Exercise: Let's write a function that helps us with Scrabble.

  • A very common situation: We are playing Scrabble. We see we have 3 'O's. What can we do?
  • The plan: get a map that gives us options based on a letter
  • Let's write a function that takes a letter as a parameter and returns a dictionary where:
    • The keys are all possible frequencies of that letter (except zero)
    • The values are the sets of words in the dictionary with that many of that letter
  • Here's a list of english words if you need one (the official Scrabble list is harder to get as a text file)
def scrabble_helper(letter: str) -> Dict[int, Set[str]]:
result: Dict[int, Set[str]] = dict()
with open('/path/to/dictionary.txt', 'r', encoding='utf-8') as english_dict:
for word in english_dict.readlines():
if letter in word:
word = word.strip()
letter_count = word.count(letter)
if letter_count in result:
result[letter_count].add(word)
else:
result[letter_count] = {word}
return result

result: Dict[int, Set[str]] = scrabble_helper('r')

for key, value in result.items():
if key > 2:
print(f'{key}: {value}')

JSON

JSON (JavaScript Object Notation) is a popular format for storing data. It's very common for APIs to send us data in JSON format. Here is an example of one: https://openweathermap.org/api/one-call-3

JSON data is read as a dictionary.
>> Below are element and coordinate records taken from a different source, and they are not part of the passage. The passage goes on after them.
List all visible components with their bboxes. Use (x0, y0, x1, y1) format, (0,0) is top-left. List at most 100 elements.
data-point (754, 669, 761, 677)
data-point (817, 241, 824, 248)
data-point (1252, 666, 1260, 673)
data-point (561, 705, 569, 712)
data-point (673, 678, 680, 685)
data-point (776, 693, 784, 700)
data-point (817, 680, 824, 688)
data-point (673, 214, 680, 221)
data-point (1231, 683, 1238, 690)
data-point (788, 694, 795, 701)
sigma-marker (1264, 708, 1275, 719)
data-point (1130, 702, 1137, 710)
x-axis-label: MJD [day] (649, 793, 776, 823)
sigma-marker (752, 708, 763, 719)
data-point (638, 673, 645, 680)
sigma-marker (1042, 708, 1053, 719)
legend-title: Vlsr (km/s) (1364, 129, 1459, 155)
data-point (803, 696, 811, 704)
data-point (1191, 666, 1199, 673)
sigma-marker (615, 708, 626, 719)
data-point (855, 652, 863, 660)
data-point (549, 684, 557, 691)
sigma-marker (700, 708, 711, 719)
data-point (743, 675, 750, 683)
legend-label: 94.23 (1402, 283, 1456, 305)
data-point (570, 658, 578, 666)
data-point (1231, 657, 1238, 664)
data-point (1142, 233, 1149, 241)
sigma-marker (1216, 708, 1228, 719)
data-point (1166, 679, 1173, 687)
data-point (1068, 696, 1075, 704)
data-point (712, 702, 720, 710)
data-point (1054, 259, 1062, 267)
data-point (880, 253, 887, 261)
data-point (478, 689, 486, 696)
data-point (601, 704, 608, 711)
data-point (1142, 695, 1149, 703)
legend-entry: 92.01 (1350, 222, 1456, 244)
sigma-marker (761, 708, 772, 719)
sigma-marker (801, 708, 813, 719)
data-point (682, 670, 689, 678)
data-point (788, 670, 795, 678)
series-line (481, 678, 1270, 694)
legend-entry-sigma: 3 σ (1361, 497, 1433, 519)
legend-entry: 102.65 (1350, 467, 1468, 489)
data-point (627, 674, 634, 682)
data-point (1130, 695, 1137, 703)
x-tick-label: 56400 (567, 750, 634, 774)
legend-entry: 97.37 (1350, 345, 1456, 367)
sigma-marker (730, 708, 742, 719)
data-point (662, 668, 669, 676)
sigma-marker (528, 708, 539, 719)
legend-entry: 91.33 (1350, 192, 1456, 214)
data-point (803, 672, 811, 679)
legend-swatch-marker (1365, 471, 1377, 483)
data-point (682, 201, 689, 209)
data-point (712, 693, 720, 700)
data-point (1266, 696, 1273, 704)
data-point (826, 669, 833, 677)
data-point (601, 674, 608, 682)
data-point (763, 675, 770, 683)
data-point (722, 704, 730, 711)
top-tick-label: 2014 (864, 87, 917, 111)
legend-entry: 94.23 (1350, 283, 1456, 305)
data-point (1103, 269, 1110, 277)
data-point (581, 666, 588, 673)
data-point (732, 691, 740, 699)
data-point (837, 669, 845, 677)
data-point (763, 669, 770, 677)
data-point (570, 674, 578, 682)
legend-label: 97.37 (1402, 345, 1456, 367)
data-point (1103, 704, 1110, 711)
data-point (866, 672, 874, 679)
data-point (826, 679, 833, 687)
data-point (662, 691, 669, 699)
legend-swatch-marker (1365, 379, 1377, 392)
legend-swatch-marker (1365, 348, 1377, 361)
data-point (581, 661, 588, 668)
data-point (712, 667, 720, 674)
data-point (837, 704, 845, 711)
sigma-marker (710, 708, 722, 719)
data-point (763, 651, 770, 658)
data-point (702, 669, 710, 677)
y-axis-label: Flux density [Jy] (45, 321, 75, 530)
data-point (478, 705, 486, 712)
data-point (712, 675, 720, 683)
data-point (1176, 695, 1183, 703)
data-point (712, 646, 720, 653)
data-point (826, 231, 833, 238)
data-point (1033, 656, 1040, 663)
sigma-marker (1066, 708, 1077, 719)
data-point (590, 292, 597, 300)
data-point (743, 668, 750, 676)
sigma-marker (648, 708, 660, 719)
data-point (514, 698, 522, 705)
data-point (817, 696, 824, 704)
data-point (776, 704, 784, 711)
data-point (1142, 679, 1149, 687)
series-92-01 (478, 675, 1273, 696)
In this example below, we took the example API response from the Weather API and stored it in a file called example_json_data.json. (We removed the lines with ellipses (...), and the commas on the lines before them. We also added an ending bracket (}).) pprint (https://docs.python.org/3/library/pprint.html) is a library for printing data in a readable format.

import json, pprint

with open('/Users/rasikabhalerao/2025Summer/2100/example_json_data.json', 'r', encoding='utf-8') as f:
data = json.load(f)
pprint.pp(data)

Poll: Which data structure is best suited for this task: we're creating a product that works differently on different operating systems, and we want to know which operating systems we need to support

  1. List
  2. Tuple
  3. Set
  4. Dictionary

Poll: Which data structure is best suited for this task: storing the order in which young children should stand in line

  1. List
  2. Tuple
  3. Set
  4. Dictionary

Poll: Which data structure is best suited for this task: storing the 7 days of the week (Sunday, Monday, Tuesday, ..., Saturday)

  1. List
  2. Tuple
  3. Set
  4. Dictionary

Poll: Which data structure is best suited for this task: keeping track of each student's favorite color

  1. List
  2. Tuple
  3. Set
  4. Dictionary

Footnotes

  1. Yes, Python allows us to put different types in the same List or Tuple, but it's discouraged, and MyPy blocks it for us.